Los días pasan y me sigo despertando a esa maldita hora. Lo único positivo es que la experiencia de esta tendencia hace que distinga la hora exacta, por mucho que esté oscuro. Las ventanas permanecen cerradas por el frío semejante a témpanos, y sus respectivos cristales se empañan en cuestión de segundos. Recuerdo que cuando era pequeño, dibujaba en los cristales un árbol en un parque. Por alguna razón, supongo. Ya sé que no soy un niño, pero la imaginación sigue siendo mi juguete preferido. La única razón que le encontraba es que me gustaba la naturaleza.

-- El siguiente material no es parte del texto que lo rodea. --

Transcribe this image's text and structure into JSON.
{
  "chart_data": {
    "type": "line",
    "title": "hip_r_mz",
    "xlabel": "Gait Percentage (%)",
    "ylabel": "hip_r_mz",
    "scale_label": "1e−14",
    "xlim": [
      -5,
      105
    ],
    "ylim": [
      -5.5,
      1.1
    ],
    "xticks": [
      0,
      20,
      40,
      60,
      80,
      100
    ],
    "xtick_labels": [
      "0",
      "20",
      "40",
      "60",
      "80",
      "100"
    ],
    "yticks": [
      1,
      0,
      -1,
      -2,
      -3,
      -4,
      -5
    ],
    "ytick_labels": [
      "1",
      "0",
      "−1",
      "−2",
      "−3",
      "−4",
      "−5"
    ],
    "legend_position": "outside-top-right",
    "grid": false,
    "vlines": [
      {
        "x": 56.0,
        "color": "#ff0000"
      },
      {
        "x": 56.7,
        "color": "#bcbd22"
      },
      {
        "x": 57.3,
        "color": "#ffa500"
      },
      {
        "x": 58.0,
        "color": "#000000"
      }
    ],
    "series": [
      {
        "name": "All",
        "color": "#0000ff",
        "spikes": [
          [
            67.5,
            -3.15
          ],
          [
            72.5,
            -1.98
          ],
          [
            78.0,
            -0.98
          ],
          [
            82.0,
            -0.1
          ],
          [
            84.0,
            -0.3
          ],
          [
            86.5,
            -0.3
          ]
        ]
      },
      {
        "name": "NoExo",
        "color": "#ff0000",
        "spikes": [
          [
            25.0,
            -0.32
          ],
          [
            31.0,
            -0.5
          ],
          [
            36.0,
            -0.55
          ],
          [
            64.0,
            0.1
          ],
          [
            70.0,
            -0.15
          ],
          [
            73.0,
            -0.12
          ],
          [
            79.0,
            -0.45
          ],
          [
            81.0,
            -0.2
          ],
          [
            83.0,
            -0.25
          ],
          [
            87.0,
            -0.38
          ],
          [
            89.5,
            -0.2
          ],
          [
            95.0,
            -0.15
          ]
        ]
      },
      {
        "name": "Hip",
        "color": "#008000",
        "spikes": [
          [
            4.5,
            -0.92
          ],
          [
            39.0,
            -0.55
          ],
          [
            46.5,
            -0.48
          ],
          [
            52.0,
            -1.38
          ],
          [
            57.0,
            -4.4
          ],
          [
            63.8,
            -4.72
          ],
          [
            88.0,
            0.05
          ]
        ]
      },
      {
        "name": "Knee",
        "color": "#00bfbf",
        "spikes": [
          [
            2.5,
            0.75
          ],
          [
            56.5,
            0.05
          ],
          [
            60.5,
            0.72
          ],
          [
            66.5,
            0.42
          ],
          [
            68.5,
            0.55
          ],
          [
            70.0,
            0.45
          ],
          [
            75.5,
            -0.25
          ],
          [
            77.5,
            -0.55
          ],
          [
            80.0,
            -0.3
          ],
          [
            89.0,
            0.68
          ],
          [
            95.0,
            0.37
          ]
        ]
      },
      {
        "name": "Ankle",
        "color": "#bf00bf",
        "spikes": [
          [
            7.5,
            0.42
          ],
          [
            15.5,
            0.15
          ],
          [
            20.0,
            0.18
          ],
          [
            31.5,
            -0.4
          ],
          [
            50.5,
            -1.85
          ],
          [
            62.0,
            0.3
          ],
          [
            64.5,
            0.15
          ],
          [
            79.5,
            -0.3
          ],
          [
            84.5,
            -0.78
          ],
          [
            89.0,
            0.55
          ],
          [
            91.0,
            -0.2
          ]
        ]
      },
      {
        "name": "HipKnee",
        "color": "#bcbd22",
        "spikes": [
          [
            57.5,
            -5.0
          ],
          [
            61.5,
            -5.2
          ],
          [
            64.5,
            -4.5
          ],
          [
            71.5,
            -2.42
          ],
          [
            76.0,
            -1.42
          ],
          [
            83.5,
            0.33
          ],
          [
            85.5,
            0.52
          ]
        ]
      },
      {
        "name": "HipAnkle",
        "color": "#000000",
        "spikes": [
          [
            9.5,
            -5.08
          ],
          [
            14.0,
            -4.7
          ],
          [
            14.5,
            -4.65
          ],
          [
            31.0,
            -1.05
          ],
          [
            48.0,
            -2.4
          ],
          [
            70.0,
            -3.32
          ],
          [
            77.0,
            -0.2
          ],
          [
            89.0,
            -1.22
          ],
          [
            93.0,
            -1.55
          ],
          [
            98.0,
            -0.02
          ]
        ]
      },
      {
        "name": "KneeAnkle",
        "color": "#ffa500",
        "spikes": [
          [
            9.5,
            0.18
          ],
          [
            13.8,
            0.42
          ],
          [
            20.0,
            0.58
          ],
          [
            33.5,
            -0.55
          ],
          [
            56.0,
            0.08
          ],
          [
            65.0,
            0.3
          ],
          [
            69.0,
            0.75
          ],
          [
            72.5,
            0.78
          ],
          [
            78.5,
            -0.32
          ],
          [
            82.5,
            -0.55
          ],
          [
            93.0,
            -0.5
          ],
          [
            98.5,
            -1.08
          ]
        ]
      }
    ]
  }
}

Las mañanas cada vez eran más preciosas tras el campo de fuerza transparente de cristal de mi habitación. Era como si me intentaran decir que valía la pena salir. Pero sé de sobra lo que hay ahí afuera. Sólo odio y rencor. Nada amigable ni generoso. He sufrido malas experiencias con la sociedad y no me era necesario tomar represalias.
Mi cama atrapa mi cuerpo y me aferra con sus sabanas calentitas, costándome abandonarla en los días completamente helados de esta época. Pero algo me dice que he de cambiar. Algo me insinúa que debería estar haciendo algo mucho mejor. Sentía la obligación de averiguarlo.

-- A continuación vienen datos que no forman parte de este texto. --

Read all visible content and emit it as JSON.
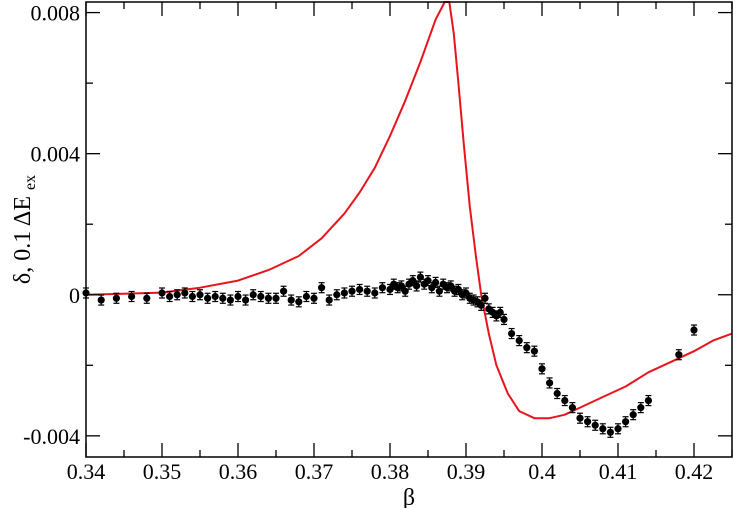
{
  "chart_data": {
    "type": "scatter",
    "xlabel": "β",
    "ylabel_main": "δ, 0.1 ΔE",
    "ylabel_sub": "ex",
    "xlim": [
      0.34,
      0.425
    ],
    "ylim": [
      -0.0046,
      0.0083
    ],
    "x_ticks": [
      0.34,
      0.35,
      0.36,
      0.37,
      0.38,
      0.39,
      0.4,
      0.41,
      0.42
    ],
    "x_tick_labels": [
      "0.34",
      "0.35",
      "0.36",
      "0.37",
      "0.38",
      "0.39",
      "0.4",
      "0.41",
      "0.42"
    ],
    "y_ticks": [
      -0.004,
      0,
      0.004,
      0.008
    ],
    "y_tick_labels": [
      "-0.004",
      "0",
      "0.004",
      "0.008"
    ],
    "grid": false,
    "series": [
      {
        "kind": "line",
        "color": "#e8141c",
        "points": [
          [
            0.34,
            0.0
          ],
          [
            0.345,
            3e-05
          ],
          [
            0.35,
            6e-05
          ],
          [
            0.355,
            0.0002
          ],
          [
            0.36,
            0.0004
          ],
          [
            0.364,
            0.0007
          ],
          [
            0.368,
            0.0011
          ],
          [
            0.371,
            0.0016
          ],
          [
            0.374,
            0.0023
          ],
          [
            0.376,
            0.0029
          ],
          [
            0.378,
            0.0036
          ],
          [
            0.38,
            0.0045
          ],
          [
            0.382,
            0.0055
          ],
          [
            0.384,
            0.0066
          ],
          [
            0.386,
            0.0078
          ],
          [
            0.3872,
            0.0083
          ],
          [
            0.3878,
            0.0083
          ],
          [
            0.3884,
            0.0074
          ],
          [
            0.389,
            0.006
          ],
          [
            0.3897,
            0.0043
          ],
          [
            0.3905,
            0.0025
          ],
          [
            0.3913,
            0.0011
          ],
          [
            0.392,
            0.0
          ],
          [
            0.393,
            -0.0011
          ],
          [
            0.394,
            -0.002
          ],
          [
            0.3955,
            -0.0028
          ],
          [
            0.397,
            -0.0033
          ],
          [
            0.399,
            -0.0035
          ],
          [
            0.401,
            -0.0035
          ],
          [
            0.403,
            -0.0034
          ],
          [
            0.405,
            -0.0032
          ],
          [
            0.408,
            -0.0029
          ],
          [
            0.411,
            -0.0026
          ],
          [
            0.414,
            -0.0022
          ],
          [
            0.417,
            -0.0019
          ],
          [
            0.42,
            -0.0016
          ],
          [
            0.4225,
            -0.0013
          ],
          [
            0.425,
            -0.0011
          ]
        ]
      },
      {
        "kind": "points",
        "color": "#000000",
        "marker": "circle",
        "points": [
          [
            0.34,
            5e-05
          ],
          [
            0.342,
            -0.00015
          ],
          [
            0.344,
            -0.0001
          ],
          [
            0.346,
            -5e-05
          ],
          [
            0.348,
            -0.0001
          ],
          [
            0.35,
            5e-05
          ],
          [
            0.351,
            -5e-05
          ],
          [
            0.352,
            0.0
          ],
          [
            0.353,
            5e-05
          ],
          [
            0.354,
            -5e-05
          ],
          [
            0.355,
            0.0
          ],
          [
            0.356,
            -0.0001
          ],
          [
            0.357,
            -5e-05
          ],
          [
            0.358,
            -0.0001
          ],
          [
            0.359,
            -0.00015
          ],
          [
            0.36,
            -5e-05
          ],
          [
            0.361,
            -0.00015
          ],
          [
            0.362,
            0.0
          ],
          [
            0.363,
            -5e-05
          ],
          [
            0.364,
            -0.0001
          ],
          [
            0.365,
            -0.0001
          ],
          [
            0.366,
            0.0001
          ],
          [
            0.367,
            -0.00015
          ],
          [
            0.368,
            -0.0002
          ],
          [
            0.369,
            -5e-05
          ],
          [
            0.37,
            -0.0001
          ],
          [
            0.371,
            0.0002
          ],
          [
            0.372,
            -0.00015
          ],
          [
            0.373,
            0.0
          ],
          [
            0.374,
            5e-05
          ],
          [
            0.375,
            0.0001
          ],
          [
            0.376,
            0.00015
          ],
          [
            0.377,
            0.0001
          ],
          [
            0.378,
            5e-05
          ],
          [
            0.379,
            0.0002
          ],
          [
            0.38,
            0.00015
          ],
          [
            0.3805,
            0.0003
          ],
          [
            0.381,
            0.0002
          ],
          [
            0.3815,
            0.00025
          ],
          [
            0.382,
            0.0001
          ],
          [
            0.3825,
            0.0003
          ],
          [
            0.383,
            0.0004
          ],
          [
            0.3835,
            0.00025
          ],
          [
            0.384,
            0.0005
          ],
          [
            0.3845,
            0.0003
          ],
          [
            0.385,
            0.0004
          ],
          [
            0.3855,
            0.0002
          ],
          [
            0.386,
            0.00035
          ],
          [
            0.3865,
            0.0001
          ],
          [
            0.387,
            0.0003
          ],
          [
            0.3875,
            0.0002
          ],
          [
            0.388,
            0.00025
          ],
          [
            0.3885,
            0.0001
          ],
          [
            0.389,
            0.00015
          ],
          [
            0.3895,
            0.0
          ],
          [
            0.39,
            5e-05
          ],
          [
            0.3905,
            -0.0001
          ],
          [
            0.391,
            -0.00015
          ],
          [
            0.3915,
            -0.0002
          ],
          [
            0.392,
            -0.0003
          ],
          [
            0.3925,
            -0.0001
          ],
          [
            0.393,
            -0.0004
          ],
          [
            0.3935,
            -0.0005
          ],
          [
            0.394,
            -0.0006
          ],
          [
            0.3945,
            -0.0005
          ],
          [
            0.395,
            -0.0007
          ],
          [
            0.396,
            -0.0011
          ],
          [
            0.397,
            -0.0013
          ],
          [
            0.398,
            -0.0015
          ],
          [
            0.399,
            -0.0016
          ],
          [
            0.4,
            -0.0021
          ],
          [
            0.401,
            -0.0025
          ],
          [
            0.402,
            -0.0028
          ],
          [
            0.403,
            -0.003
          ],
          [
            0.404,
            -0.0032
          ],
          [
            0.405,
            -0.0035
          ],
          [
            0.406,
            -0.0036
          ],
          [
            0.407,
            -0.0037
          ],
          [
            0.408,
            -0.0038
          ],
          [
            0.409,
            -0.0039
          ],
          [
            0.41,
            -0.0038
          ],
          [
            0.411,
            -0.0036
          ],
          [
            0.412,
            -0.0034
          ],
          [
            0.413,
            -0.0032
          ],
          [
            0.414,
            -0.003
          ],
          [
            0.418,
            -0.0017
          ],
          [
            0.42,
            -0.001
          ]
        ]
      }
    ]
  }
}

Después de un desayuno poco alentador, me equipé con mi ropa de abrigo para ver cómo estaba la cosa afuera, ver lo que realmente me esperaba. Cerré la puerta de mi casa y me dispuse a caminar por las calles de mi urbanización. Sé que me he repetido con mencionar el frío que hace, pero está claro que estaba cobrando más protagonismo que mi persona. Estalactitas cuelgan del final de las ramas, empapando y humedeciendo el pasto para mantenerlo más verde. Gatos callejeros buscando refugio en escondrijos o debajo de los coches. Un viento que casi cortaba mi cara. Al menos, el cielo estaba poco poblado de nubes. Gracias a la iluminante y estrellada noche, podía distinguir los picos de las montañas, totalmente blancas, dando a entender que nos esperaría una gran nevada algún día.

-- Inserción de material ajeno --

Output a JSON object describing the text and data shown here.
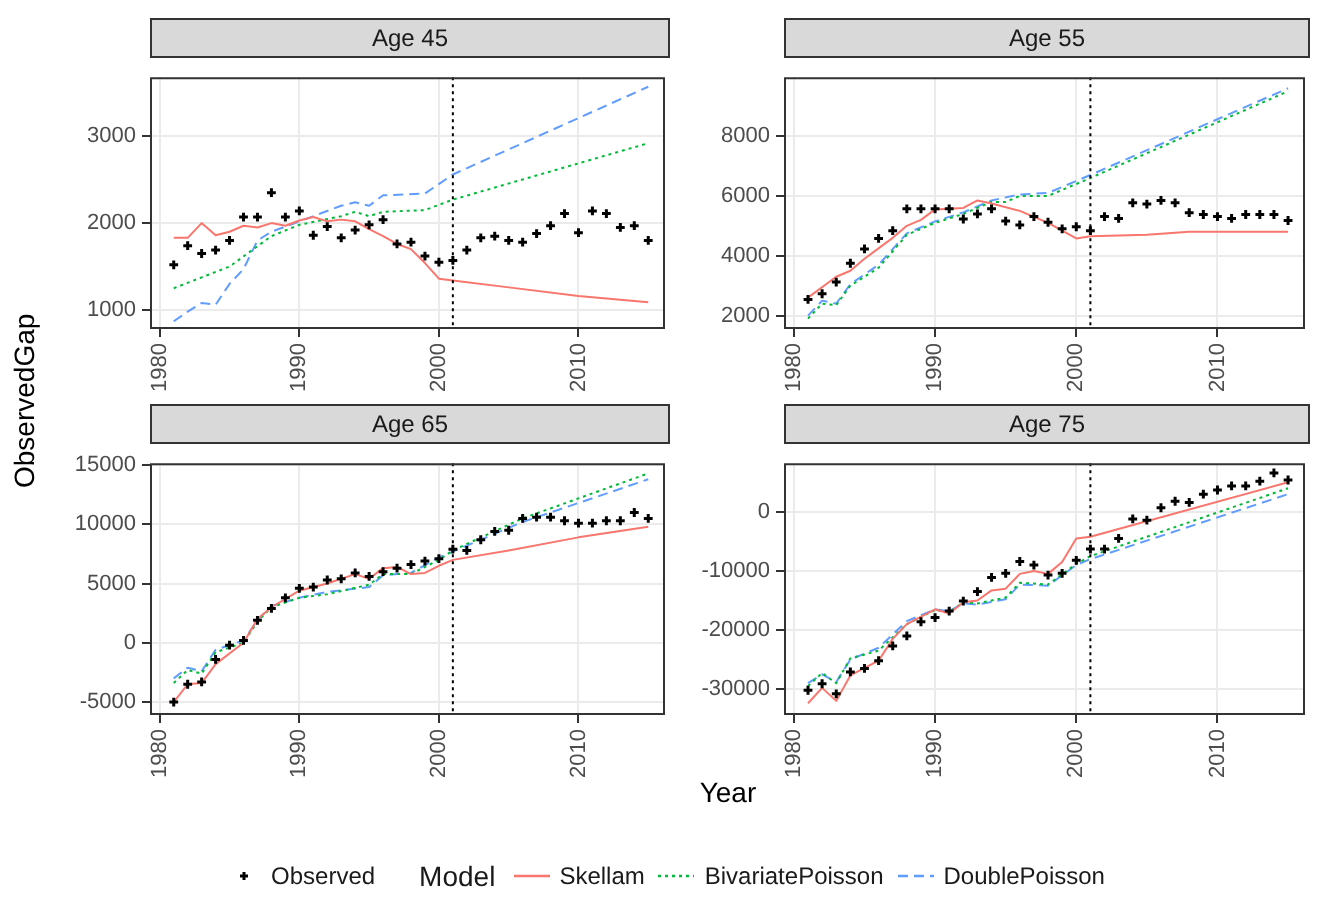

Al salir de la urbanización me topé con la carretera principal, casi despoblada. Sólo se escuchaba protestar al viento y algunos coches dirigiéndose a la ciudad. Me quise dejar llevar. Simplemente pensaba en una sola acción a la vez de forma lineal. Cruzar, observar, girar a mí alrededor, frotarme las manos y luego guardármelas en los bolsillos. Hasta que visualicé la parada de autobús. Me acerqué cuidadosamente, ya que algunas partes de plástico de la parada, las había arrancado ese viento tenaz y violento. Unas pintadas de rotulador impedían ver el panel de horarios de todos los vehículos. Excepto uno. Uno que sinceramente nunca había utilizado. Te llevaba a otra parte de la ciudad que no conocía. Y para más sorpresa, oí que venía hacia mí. Un motor que rugía a toda potencia para combatir el frío, me previno de la decisión que debería tomar. Avisar que no quería subirme, o dejar que parase para seguir dejándome llevar. Simplemente había que actuar y tomar una decisión.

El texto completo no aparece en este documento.